Mueller Spends in 4 Months What Benghazi Investigation Cost in Over 2 Years

Special counsel investigation cost taxpayers $6.7 million and counting

Robert Mueller, special counsel on the Russian investigation
Robert Mueller, special counsel on the Russian investigation / Getty Images
December 5, 2017

The special counsel investigation run by Robert Mueller has cost taxpayers more in four months than what the investigation into the Benghazi terrorist attack cost in over two years.

Mueller and his team spent $6.7 million between May and September, according to a new report released by the Department of Justice.

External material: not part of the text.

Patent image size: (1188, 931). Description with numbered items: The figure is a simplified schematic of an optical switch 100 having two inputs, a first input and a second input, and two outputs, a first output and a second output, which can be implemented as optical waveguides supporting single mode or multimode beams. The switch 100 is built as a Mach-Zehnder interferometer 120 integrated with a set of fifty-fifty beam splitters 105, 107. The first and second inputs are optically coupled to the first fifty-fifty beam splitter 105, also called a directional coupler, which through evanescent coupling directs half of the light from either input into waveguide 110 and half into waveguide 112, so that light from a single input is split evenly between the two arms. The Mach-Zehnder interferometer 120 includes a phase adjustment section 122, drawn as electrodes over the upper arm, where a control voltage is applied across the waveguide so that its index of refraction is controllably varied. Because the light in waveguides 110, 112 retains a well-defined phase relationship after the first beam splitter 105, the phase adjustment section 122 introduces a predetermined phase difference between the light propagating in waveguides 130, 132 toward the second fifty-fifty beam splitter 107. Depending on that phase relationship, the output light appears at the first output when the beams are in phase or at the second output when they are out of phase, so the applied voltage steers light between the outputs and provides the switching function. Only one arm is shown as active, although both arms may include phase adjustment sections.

The figure includes $3.2 million in direct costs and $3.5 million in DOJ components that supported the special counsel's office. The costs include $1.7 million for salaries and benefits, $223,643 for travel, $362,550 for rent, $111,245 for IT services, and $3,554 in "miscellaneous" costs.

The House Select Committee on Benghazi cost $6.7 million over the course of more than two years, according to the Washington Post.

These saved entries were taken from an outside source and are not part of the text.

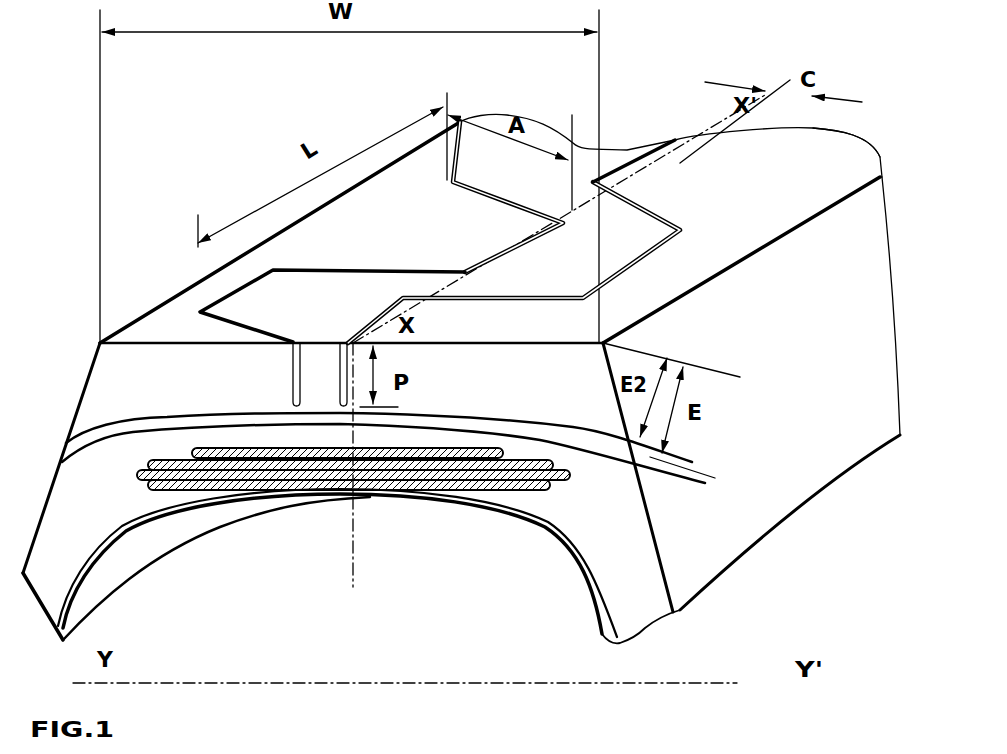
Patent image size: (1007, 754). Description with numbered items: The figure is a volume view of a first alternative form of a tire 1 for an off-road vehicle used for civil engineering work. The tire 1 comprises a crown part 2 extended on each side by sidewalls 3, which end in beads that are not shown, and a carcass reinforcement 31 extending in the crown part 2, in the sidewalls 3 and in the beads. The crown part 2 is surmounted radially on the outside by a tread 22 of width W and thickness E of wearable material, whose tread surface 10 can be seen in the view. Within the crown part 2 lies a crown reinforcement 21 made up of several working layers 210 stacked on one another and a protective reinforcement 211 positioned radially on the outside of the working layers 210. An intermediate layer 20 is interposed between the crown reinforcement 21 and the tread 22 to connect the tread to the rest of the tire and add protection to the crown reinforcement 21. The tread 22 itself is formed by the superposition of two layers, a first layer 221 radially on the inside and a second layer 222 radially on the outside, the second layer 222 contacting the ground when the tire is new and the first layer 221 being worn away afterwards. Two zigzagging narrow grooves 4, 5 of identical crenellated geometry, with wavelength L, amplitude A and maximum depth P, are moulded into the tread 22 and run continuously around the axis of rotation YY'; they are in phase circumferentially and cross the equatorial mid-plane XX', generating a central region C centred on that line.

The tire 1 is at (222, 130).
The crown part 2 is at (80, 503).
The sidewalls 3 is at (48, 590).
The zigzagging narrow groove 4 is at (237, 286).
The zigzagging narrow groove 5 is at (675, 216).
The tread surface 10 is at (403, 227).
The intermediate layer 20 is at (200, 437).
The crown reinforcement 21 is at (570, 480).
The tread 22 is at (123, 368).
The carcass reinforcement 31 is at (100, 547).
The working layers 210 is at (533, 483).
The protective reinforcement 211 is at (419, 450).
The first layer 221 is at (90, 442).
The second layer 222 is at (103, 385).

In 2015, Democrats complained that the Republican-led congressional investigation into the terrorist attack on the U.S. consulate in Benghazi, Libya, that killed four Americans was a waste of taxpayer dollars.

Democratic members of the select committee kept a spending tracker, which at the time showed expenses less than what the federal government had spent researching "origami condoms" and obese lesbians.

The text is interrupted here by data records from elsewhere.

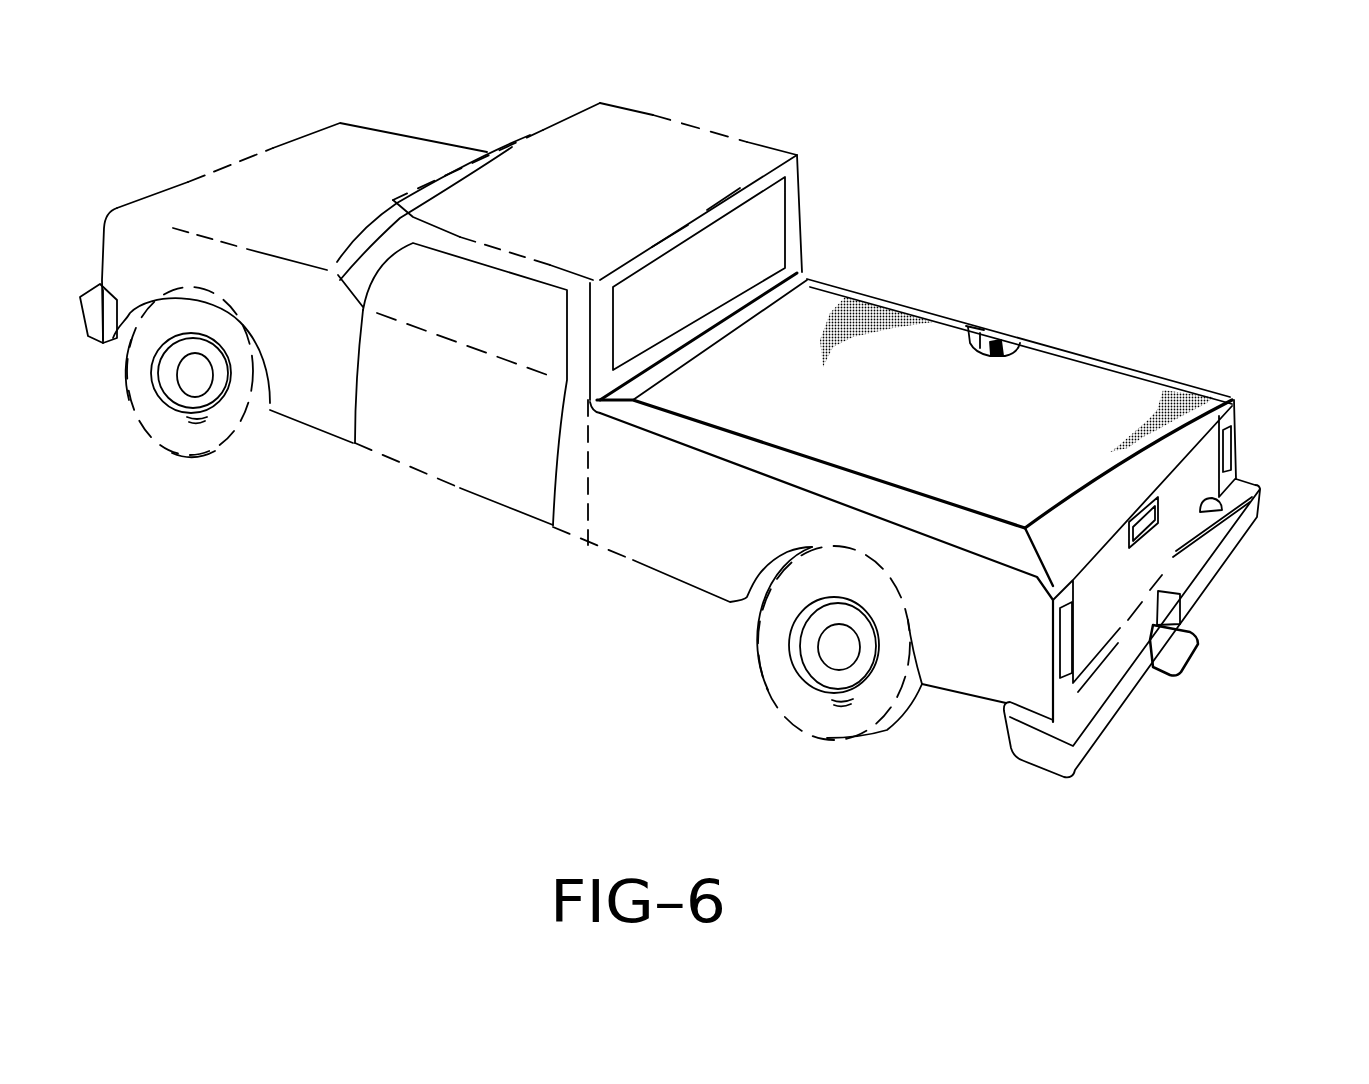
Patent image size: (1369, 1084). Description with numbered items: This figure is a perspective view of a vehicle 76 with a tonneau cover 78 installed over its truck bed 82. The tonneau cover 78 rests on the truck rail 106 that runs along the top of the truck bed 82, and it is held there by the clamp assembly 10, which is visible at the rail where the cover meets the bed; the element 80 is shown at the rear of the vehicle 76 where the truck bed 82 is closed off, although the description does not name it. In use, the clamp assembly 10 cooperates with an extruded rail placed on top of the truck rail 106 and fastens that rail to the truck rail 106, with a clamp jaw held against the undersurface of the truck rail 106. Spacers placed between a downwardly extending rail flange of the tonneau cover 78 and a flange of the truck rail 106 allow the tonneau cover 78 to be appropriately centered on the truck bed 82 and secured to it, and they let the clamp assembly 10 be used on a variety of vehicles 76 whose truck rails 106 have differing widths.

The clamp assembly 10 is at (998, 348).
The vehicle 76 is at (905, 160).
The tonneau cover 78 is at (1072, 373).
The tailgate 80 is at (1205, 465).
The truck bed 82 is at (713, 517).
The truck rail 106 is at (980, 330).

The special counsel was appointed to investigate "the Russian government's effort to interfere into the 2016 presidential election" and "any links/or coordination between the Russian government and individuals associated with the campaign of President Donald Trump." Since then, Mueller has expanded his mandate into Trump's business dealings going back decades and to activity during the presidential transition.

The special counsel investigation has yet to reveal evidence of collusion. The investigation has resulted in former national security adviser Michael Flynn pleading guilty to making false statements to the FBI regarding conversations after the election with the Russian ambassador to the United States.

Former Trump campaign chairman Paul Manafort was indicted on charges related to his foreign lobbying and money laundering, unrelated to the Trump campaign. George Papadopoulos, a foreign policy adviser to the campaign, also pleaded guilty to making false statements to the FBI, over his attempts to court a professor in London who promised to introduce him to Vladimir Putin's "niece" who had "dirt" on Hillary Clinton.